Dans un communiqué publié ce même jour par le ministère rwandais des Affaires étrangères, Kigali affirme que les affrontements en cours dans la province du Sud-Kivu ne seraient pas imputables au Rwanda. Le document pointe plutôt des bombardements attribués aux armées congolaise et burundaise, visant des localités civiles proches de la frontière, notamment à l’aide d’avions de chasse et de drones.
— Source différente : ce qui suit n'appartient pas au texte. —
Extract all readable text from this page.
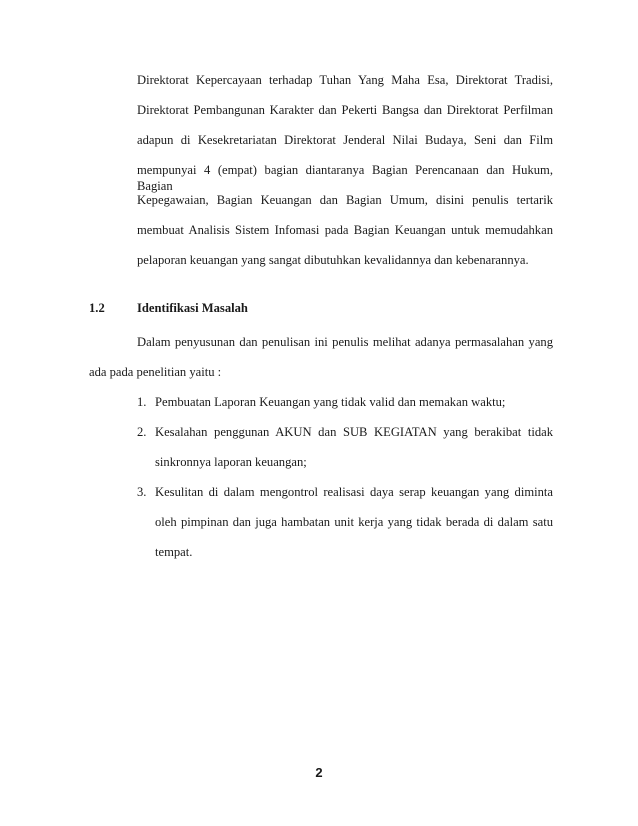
Direktorat Kepercayaan terhadap Tuhan Yang Maha Esa, Direktorat Tradisi,
Direktorat Pembangunan Karakter dan Pekerti Bangsa dan Direktorat Perfilman
adapun di Kesekretariatan Direktorat Jenderal Nilai Budaya, Seni dan Film
mempunyai 4 (empat) bagian diantaranya Bagian Perencanaan dan Hukum, Bagian
Kepegawaian, Bagian Keuangan dan Bagian Umum, disini penulis tertarik
membuat Analisis Sistem Infomasi pada Bagian Keuangan untuk memudahkan
pelaporan keuangan yang sangat dibutuhkan kevalidannya dan kebenarannya.
1.2	Identifikasi Masalah
Dalam penyusunan dan penulisan ini penulis melihat adanya permasalahan yang
ada pada penelitian yaitu :
1. Pembuatan Laporan Keuangan yang tidak valid dan memakan waktu;
2. Kesalahan penggunan AKUN dan SUB KEGIATAN yang berakibat tidak
sinkronnya laporan keuangan;
3. Kesulitan di dalam mengontrol realisasi daya serap keuangan yang diminta
oleh pimpinan dan juga hambatan unit kerja yang tidak berada di dalam satu
tempat.
2
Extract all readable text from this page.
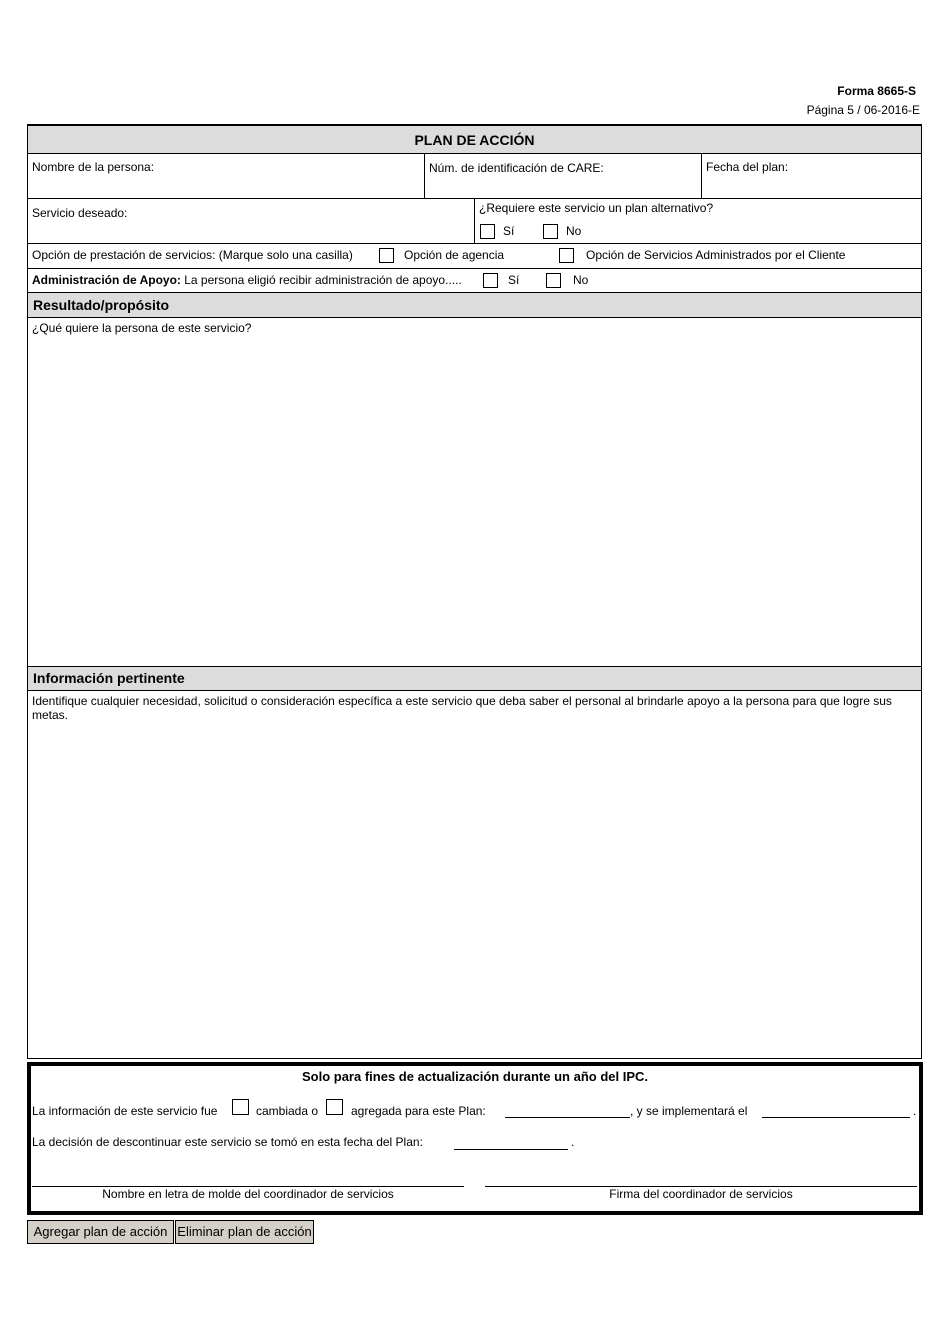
Forma 8665-S
Página 5 / 06-2016-E
PLAN DE ACCIÓN
Nombre de la persona:	Núm. de identificación de CARE:	Fecha del plan:
Servicio deseado:	¿Requiere este servicio un plan alternativo?
Sí	No
Opción de prestación de servicios: (Marque solo una casilla)	Opción de agencia	Opción de Servicios Administrados por el Cliente
Administración de Apoyo: La persona eligió recibir administración de apoyo.....	Sí	No
Resultado/propósito
¿Qué quiere la persona de este servicio?
Información pertinente
Identifique cualquier necesidad, solicitud o consideración específica a este servicio que deba saber el personal al brindarle apoyo a la persona para que logre sus metas.
Solo para fines de actualización durante un año del IPC.
La información de este servicio fue	cambiada o	agregada para este Plan:	, y se implementará el	.
La decisión de descontinuar este servicio se tomó en esta fecha del Plan:	.
Nombre en letra de molde del coordinador de servicios	Firma del coordinador de servicios
Agregar plan de acción Eliminar plan de acción
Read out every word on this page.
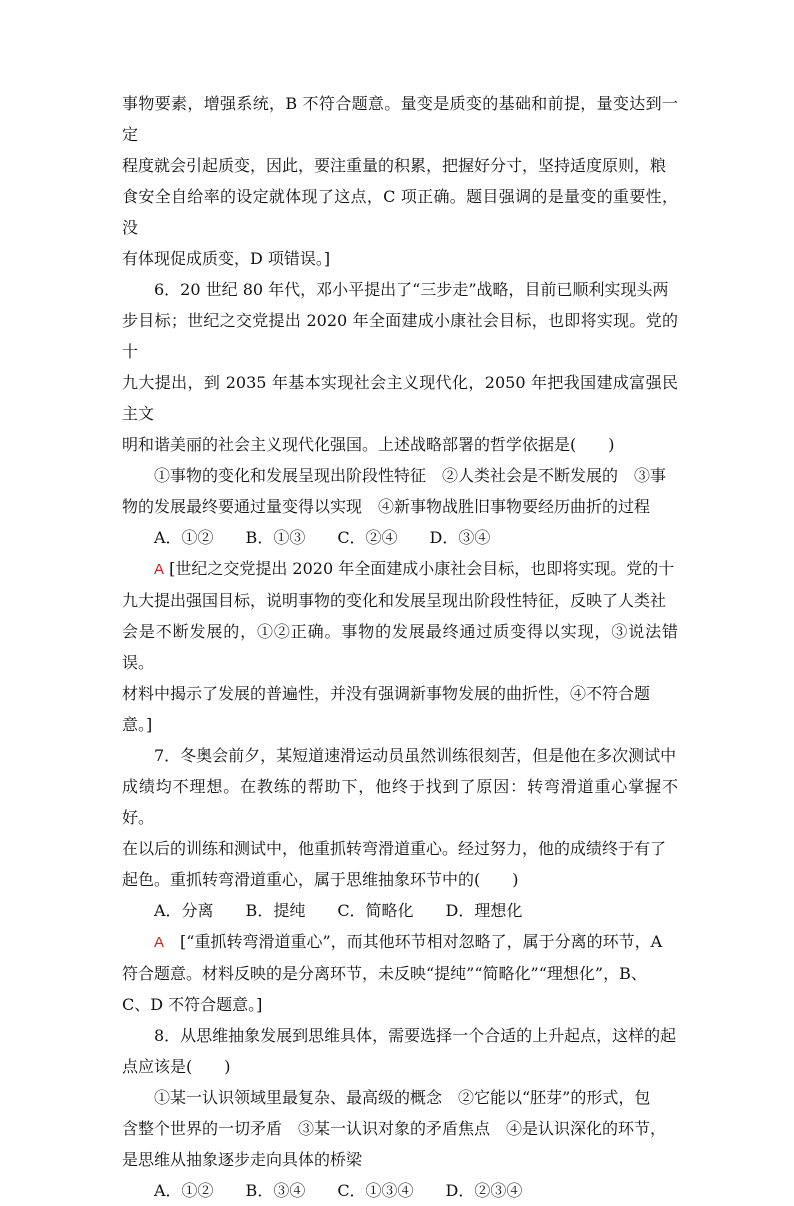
事物要素，增强系统，B 不符合题意。量变是质变的基础和前提，量变达到一定
程度就会引起质变，因此，要注重量的积累，把握好分寸，坚持适度原则，粮
食安全自给率的设定就体现了这点，C 项正确。题目强调的是量变的重要性，没
有体现促成质变，D 项错误。]

6．20 世纪 80 年代，邓小平提出了“三步走”战略，目前已顺利实现头两
步目标；世纪之交党提出 2020 年全面建成小康社会目标，也即将实现。党的十
九大提出，到 2035 年基本实现社会主义现代化，2050 年把我国建成富强民主文
明和谐美丽的社会主义现代化强国。上述战略部署的哲学依据是(　　)

①事物的变化和发展呈现出阶段性特征　②人类社会是不断发展的　③事
物的发展最终要通过量变得以实现　④新事物战胜旧事物要经历曲折的过程

A．①②　　B．①③　　C．②④　　D．③④

A [世纪之交党提出 2020 年全面建成小康社会目标，也即将实现。党的十
九大提出强国目标，说明事物的变化和发展呈现出阶段性特征，反映了人类社
会是不断发展的，①②正确。事物的发展最终通过质变得以实现，③说法错误。
材料中揭示了发展的普遍性，并没有强调新事物发展的曲折性，④不符合题
意。]

7．冬奥会前夕，某短道速滑运动员虽然训练很刻苦，但是他在多次测试中
成绩均不理想。在教练的帮助下，他终于找到了原因：转弯滑道重心掌握不好。
在以后的训练和测试中，他重抓转弯滑道重心。经过努力，他的成绩终于有了
起色。重抓转弯滑道重心，属于思维抽象环节中的(　　)

A．分离　　B．提纯　　C．简略化　　D．理想化

A　[“重抓转弯滑道重心”，而其他环节相对忽略了，属于分离的环节，A
符合题意。材料反映的是分离环节，未反映“提纯”“简略化”“理想化”，B、
C、D 不符合题意。]

8．从思维抽象发展到思维具体，需要选择一个合适的上升起点，这样的起
点应该是(　　)

①某一认识领域里最复杂、最高级的概念　②它能以“胚芽”的形式，包
含整个世界的一切矛盾　③某一认识对象的矛盾焦点　④是认识深化的环节，
是思维从抽象逐步走向具体的桥梁

A．①②　　B．③④　　C．①③④　　D．②③④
Selon la même source, ces actions auraient provoqué des déplacements de populations. Le Rwanda affirme que plus d’un millier de civils congolais auraient franchi la frontière pour trouver refuge à Bugarama, où ils seraient hébergés dans un site de transit à Nyarushishi.
Kigali soutient également que ces opérations militaires expliqueraient l’avancée des combattants du mouvement AFC/M23, lesquels se présenteraient comme agissant en « riposte » aux offensives. Le communiqué accuse par ailleurs Kinshasa d’apporter un soutien aux Forces démocratiques de libération du Rwanda (FDLR), groupe armé opérant dans l’est de la RDC.
Les autorités rwandaises reprochent aussi à la RDC de ne pas avoir respecté les engagements pris dans l’accord de paix de juin 2025, notamment en ce qui concerne la neutralisation des FDLR. Selon Kigali, ce manquement constituerait un frein majeur au processus de paix engagé dans la région.
À Kinshasa, aucune réaction officielle n’avait encore été rendue publique au moment de la rédaction de cet article concernant ces nouvelles accusations. Les autorités burundaises ne s’étaient pas non plus exprimées publiquement sur les allégations formulées par Kigali.
Cet échange d’accusations intervient quelques jours seulement après la signature des Accords de Washington, présentés comme un cadre destiné à relancer les efforts de paix dans l’est de la RDC. La situation sur le terrain reste tendue, tandis que les partenaires internationaux appellent au respect strict du cessez-le-feu et au retour au dialogue.
Le contenu de ces accusations reste, à ce stade, fondé sur les déclarations officielles des parties concernées, sans qu’une vérification indépendante n’ait encore été rendue publique.